Brian Moir, a Washington lobbyist who represents large business users, agreed. “Up until 24 hours ago, we were facing a multibillion-dollar anti-business tax,” he said.
The FCC indicated that it was able to hold the line against more aggressive price increases by reducing its estimates of the future costs of wiring the nation’s schools for Internet access. FCC officials explained that connecting institutions to the Internet will be a gradual process that will only consume about $1 billion--rather than $2.25 billion--in subsidies in the first year.
The agency also expects that the seven regional Baby Bells, which have increased their efficiency over the last decade by cutting more than 130,000 workers and deploying new technology, can boost their productivity further, enabling them to provide universal service at a lower cost.
Reaction to the rate plan among local phone companies was mixed.
US West and GTE Corp., whose service areas include a large number of poor and rural customers, complained bitterly that cuts in long-distance access fees were too big and wouldn’t adequately fund the subsidies.
“It is difficult to understand why the commission chose to continue to give the big long-distance companies like AT&T; and British Telcom/MCI such sweetheart deals, while at the same time leaving open the barn door through which these and other carriers can avoid their obligation to universal service,” said Geoffrey Gould, who oversees federal regulatory affairs for GTE.
But local phone company rivals, such as Teleport Communications Group Inc., the nation’s largest provider of competitive local telecommunications services, serving mostly businesses in about 57 major markets, were more upbeat.
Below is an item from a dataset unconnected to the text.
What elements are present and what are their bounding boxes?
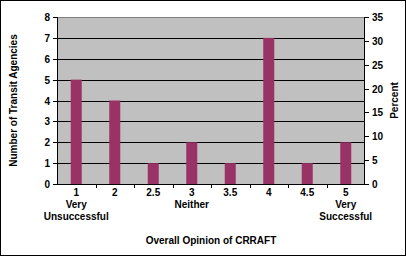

These companies will be able to collect the massive service subsidies for the first time because of the new rules.
By contrast, Internet access providers, which like other businesses will incur higher per-line telephone charges, were more sanguine. The access providers were spared any special new assessments in the plan, but face increased per-line assessments.
“We recognize that the provisions announced today will have a disproportionate impact on Internet service providers and their consumers,” said Steve Case, chairman of America Online Inc., which has about 350,000 phone lines that will be assessed higher basic monthly charges. “However, on balance we’re prepared to accept these additional costs because the FCC has taken off the table the possibility of additional access charges targeted at Internet use.”
Despite the sweeping nature of the ruling, the FCC has much unfinished business.
The agency must further pinpoint the size of the universal service fund. And the FCC’s new rules will have to be reconciled with those of state regulators, who some fear may be forced to raise rates of other phone services to compensate for loss of federal subsidies.